Les plus vieux, les plus fortunés et les non-francophones au Parti libéral (PLQ). Les Montréalais plus pauvres et scolarisés à Québec solidaire (QS), peu importe leur position sur la question nationale. Les hommes un peu moins scolarisés et plutôt fortunés à la Coalition avenir Québec (CAQ). Et les francophones nationalistes des régions-ressources au Parti québécois (PQ). Voici le portrait-robot de l'électorat de septembre dernier, selon une étude d'Éric Bélanger et de Richard Nadeau, politologues aux universités McGill et de Montréal.

Du 12 au 25 septembre dernier, les chercheurs ont sondé 1505 Québécois sur l'internet. La marge d'erreur ne s'applique pas. Leurs données sous-estiment de 6 % les votes au PLQ, et surestiment de 7 % ceux au PQ. «Les autres sondages ont aussi sous-estimé l'appui au PLQ. Peut-être que les gens étaient gênés de le dire. Quant au PQ, il y a peut-être eu un effet de sympathie à la suite de l'attentat au Métropolis», avance M. Bélanger. Les résultats seront présentés aujourd'hui à l'Université Laval dans un colloque organisé par le Centre pour l'étude de la citoyenneté démocratique.
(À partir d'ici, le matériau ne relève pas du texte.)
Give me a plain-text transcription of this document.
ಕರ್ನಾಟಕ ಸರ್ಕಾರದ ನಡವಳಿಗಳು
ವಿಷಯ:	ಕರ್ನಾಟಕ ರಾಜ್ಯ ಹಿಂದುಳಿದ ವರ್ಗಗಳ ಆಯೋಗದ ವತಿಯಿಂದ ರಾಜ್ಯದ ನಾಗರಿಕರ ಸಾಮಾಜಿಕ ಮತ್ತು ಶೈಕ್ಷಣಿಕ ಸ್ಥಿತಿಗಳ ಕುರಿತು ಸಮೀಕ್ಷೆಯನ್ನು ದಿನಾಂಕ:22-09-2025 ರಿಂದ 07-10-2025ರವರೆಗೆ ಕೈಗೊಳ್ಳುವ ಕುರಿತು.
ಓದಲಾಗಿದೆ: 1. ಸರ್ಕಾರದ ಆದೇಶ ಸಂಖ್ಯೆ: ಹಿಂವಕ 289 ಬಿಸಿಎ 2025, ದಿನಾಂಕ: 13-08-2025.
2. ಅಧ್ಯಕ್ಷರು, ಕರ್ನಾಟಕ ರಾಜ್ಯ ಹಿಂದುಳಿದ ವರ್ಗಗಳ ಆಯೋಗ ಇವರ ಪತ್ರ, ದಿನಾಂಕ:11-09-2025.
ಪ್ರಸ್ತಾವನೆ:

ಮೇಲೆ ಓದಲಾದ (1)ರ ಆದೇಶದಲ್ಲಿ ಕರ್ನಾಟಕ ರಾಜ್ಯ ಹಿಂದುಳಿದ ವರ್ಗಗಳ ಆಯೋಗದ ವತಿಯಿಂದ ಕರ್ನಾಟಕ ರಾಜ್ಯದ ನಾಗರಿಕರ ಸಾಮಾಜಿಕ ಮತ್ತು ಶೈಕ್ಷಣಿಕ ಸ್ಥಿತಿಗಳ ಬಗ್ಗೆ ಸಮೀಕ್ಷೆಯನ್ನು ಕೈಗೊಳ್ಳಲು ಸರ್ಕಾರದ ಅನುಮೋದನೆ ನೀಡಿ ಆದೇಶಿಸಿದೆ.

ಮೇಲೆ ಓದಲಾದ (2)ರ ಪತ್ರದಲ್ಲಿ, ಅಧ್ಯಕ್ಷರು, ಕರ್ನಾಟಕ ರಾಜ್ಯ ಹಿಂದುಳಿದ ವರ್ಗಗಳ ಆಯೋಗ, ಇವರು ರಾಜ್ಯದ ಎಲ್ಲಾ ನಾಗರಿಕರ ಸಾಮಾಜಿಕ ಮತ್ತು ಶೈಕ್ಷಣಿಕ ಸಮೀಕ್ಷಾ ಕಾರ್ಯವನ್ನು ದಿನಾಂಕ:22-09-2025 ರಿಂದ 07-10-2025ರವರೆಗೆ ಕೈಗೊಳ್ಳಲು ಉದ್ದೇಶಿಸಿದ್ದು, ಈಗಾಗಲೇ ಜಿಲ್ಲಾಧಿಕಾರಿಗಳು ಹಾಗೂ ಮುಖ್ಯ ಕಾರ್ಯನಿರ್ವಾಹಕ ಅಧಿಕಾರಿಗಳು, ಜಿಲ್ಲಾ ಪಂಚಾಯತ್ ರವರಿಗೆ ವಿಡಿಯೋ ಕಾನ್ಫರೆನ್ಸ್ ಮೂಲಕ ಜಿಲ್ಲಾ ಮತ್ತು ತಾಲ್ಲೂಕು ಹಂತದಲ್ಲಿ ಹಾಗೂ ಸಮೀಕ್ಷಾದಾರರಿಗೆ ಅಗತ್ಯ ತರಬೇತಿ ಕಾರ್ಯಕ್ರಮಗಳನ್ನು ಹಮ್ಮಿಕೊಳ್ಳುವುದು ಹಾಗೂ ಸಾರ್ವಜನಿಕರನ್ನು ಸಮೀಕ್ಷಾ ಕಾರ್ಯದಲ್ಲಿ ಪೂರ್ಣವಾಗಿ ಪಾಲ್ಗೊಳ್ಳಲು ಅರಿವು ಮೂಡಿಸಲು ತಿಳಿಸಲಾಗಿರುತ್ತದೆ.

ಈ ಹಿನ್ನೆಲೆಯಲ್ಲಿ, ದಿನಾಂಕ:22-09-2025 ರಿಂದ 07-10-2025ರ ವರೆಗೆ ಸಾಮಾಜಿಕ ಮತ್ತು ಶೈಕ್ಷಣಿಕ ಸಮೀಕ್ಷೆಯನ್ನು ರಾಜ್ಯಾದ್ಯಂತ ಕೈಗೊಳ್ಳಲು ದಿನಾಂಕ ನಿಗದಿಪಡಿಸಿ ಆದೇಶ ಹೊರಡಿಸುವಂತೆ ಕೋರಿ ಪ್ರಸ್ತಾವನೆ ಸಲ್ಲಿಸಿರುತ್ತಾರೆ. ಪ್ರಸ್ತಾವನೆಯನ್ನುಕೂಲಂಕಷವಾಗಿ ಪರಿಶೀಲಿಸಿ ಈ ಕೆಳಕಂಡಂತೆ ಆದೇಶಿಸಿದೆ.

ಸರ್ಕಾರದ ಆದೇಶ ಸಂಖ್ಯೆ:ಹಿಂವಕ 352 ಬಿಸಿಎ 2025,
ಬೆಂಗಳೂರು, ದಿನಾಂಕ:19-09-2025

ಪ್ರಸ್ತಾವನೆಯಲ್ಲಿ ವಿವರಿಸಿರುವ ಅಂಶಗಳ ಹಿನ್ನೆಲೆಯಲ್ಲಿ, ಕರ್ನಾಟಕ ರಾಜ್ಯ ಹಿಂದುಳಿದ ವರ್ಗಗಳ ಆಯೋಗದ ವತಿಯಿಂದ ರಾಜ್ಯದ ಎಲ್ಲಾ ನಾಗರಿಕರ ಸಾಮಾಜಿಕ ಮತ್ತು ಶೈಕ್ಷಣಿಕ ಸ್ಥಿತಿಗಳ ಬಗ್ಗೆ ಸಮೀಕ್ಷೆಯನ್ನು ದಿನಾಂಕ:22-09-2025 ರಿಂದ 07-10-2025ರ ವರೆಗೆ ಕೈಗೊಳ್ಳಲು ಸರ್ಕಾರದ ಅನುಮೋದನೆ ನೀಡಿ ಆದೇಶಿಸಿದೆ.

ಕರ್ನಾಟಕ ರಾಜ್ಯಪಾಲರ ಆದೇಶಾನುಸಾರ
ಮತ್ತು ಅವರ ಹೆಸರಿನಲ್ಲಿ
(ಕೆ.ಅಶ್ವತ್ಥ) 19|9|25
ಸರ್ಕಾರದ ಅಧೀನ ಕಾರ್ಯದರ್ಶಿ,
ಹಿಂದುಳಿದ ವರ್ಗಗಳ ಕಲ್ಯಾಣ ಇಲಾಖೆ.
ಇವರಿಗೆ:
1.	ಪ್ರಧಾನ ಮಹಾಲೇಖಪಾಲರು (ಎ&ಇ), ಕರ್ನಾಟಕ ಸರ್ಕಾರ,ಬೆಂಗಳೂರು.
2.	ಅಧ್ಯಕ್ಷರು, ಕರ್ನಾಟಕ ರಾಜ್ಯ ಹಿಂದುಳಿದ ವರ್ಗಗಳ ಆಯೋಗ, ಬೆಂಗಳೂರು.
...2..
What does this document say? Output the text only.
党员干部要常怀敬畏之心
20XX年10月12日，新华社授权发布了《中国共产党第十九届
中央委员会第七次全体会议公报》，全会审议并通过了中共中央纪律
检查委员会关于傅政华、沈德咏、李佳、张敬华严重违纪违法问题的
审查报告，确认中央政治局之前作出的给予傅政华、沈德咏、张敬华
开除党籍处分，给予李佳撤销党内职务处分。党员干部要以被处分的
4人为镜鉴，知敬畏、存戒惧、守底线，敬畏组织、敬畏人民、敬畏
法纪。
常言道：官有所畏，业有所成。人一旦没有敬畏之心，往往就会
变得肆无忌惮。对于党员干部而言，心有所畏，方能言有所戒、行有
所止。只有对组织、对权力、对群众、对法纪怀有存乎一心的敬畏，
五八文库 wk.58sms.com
L'étude catégorise les électeurs en fonction de leur groupe d'âge, leur sexe, leur langue, leur revenu, leur scolarité ainsi que leur position sur deux axes: gauche/droite et la question nationale. À l'aide d'une régression logistique, on réussit à isoler l'effet de ces différentes variables, explique M. Bélanger.

Il y a encore une fracture autour de la langue. Le PLQ obtient la majorité de ses appuis auprès des non-francophones. Ils comptent pour 57 % de ses électeurs. Sans surprise, c'est le contraire pour le PQ. Pas moins de 98 % de ses électeurs sont francophones. Même si elle a courtisé les anglophones et obtenu l'appui de l'ancien chef du Parti égalité Robert Libman, la CAQ n'a pas réussi à les attirer. On compte 94 % de francophones parmi ses électeurs. C'est encore plus que Québec solidaire (88 %). Les appuis du parti de gauche se concentrent en très grande partie à Montréal, où se trouve aussi la majorité des non-francophones.

La question nationale structure encore le choix des électeurs. Le clivage traditionnel s'observe toujours entre péquistes et libéraux. Mais il diminue beaucoup pour les autres partis. La CAQ, qui propose de mettre ce débat entre parenthèses, attire un peu plus les fédéralistes que les souverainistes. Un fédéraliste a 23 % plus de chances d'appuyer la CAQ qu'un souverainiste.

Même si QS est souverainiste, cette position ne s'observe pas dans son électorat. Ils sont à gauche avant d'être souverainistes. La question nationale «ne pèse pas de manière significative» chez eux. «Leur opinion sur la question nationale ne motive pas leur appui au parti», observe M. Bélanger.

L'électorat de QS est le moins nombreux et aussi le plus homogène. C'est le plus scolarisé. On y compte la plus grande proportion de diplômés universitaires (71 %). Les trois autres partis se situent dans les 50 %. C'est aussi le seul qui compte une majorité de gens (54 % de ses électeurs) gagnant moins de 56 000 $ par année (la valeur médiane de l'échantillon). Les gens plus fortunés se retrouvent en plus grande proportion au PLQ et aussi à la CAQ, quoique dans une moindre mesure.

Pour l'âge, seuls les électeurs libéraux et les solidaires se distinguent de la moyenne. Les solidaires sont les plus jeunes. Près de la moitié (46 %) de leurs électeurs ont de 18 à 34 ans. C'est le contraire pour les libéraux, dont la moitié des électeurs ont 55 ans ou plus.

Pour le sexe, seule la CAQ se démarque. Même si François Legault avait lancé une offensive de charme durant sa campagne en montrant souvent sa femme et ses candidates, les femmes hésitent à l'appuyer. Elles composent 43 % de son électorat. «L'électorat de la CAQ ressemble beaucoup à celui de l'Action démocratique du Québec», résume M. Bélanger.

Pauline Marois, première femme à faire campagne pour diriger le Québec, n'a pas particulièrement attiré les femmes.

Les électeurs de la CAQ et du PLQ se disent un peu à droite, tandis que ceux du PQ se disent un peu à gauche. Et ceux qui s'éloignent le plus du centre sont les solidaires, nettement à gauche.

Les péquistes étaient les moins campés dans le débat sur la hausse des droits de scolarité. Ils étaient un peu contre. Leur opposition à la hausse était moins marquée que ne l'était l'appui des libéraux et des caquistes.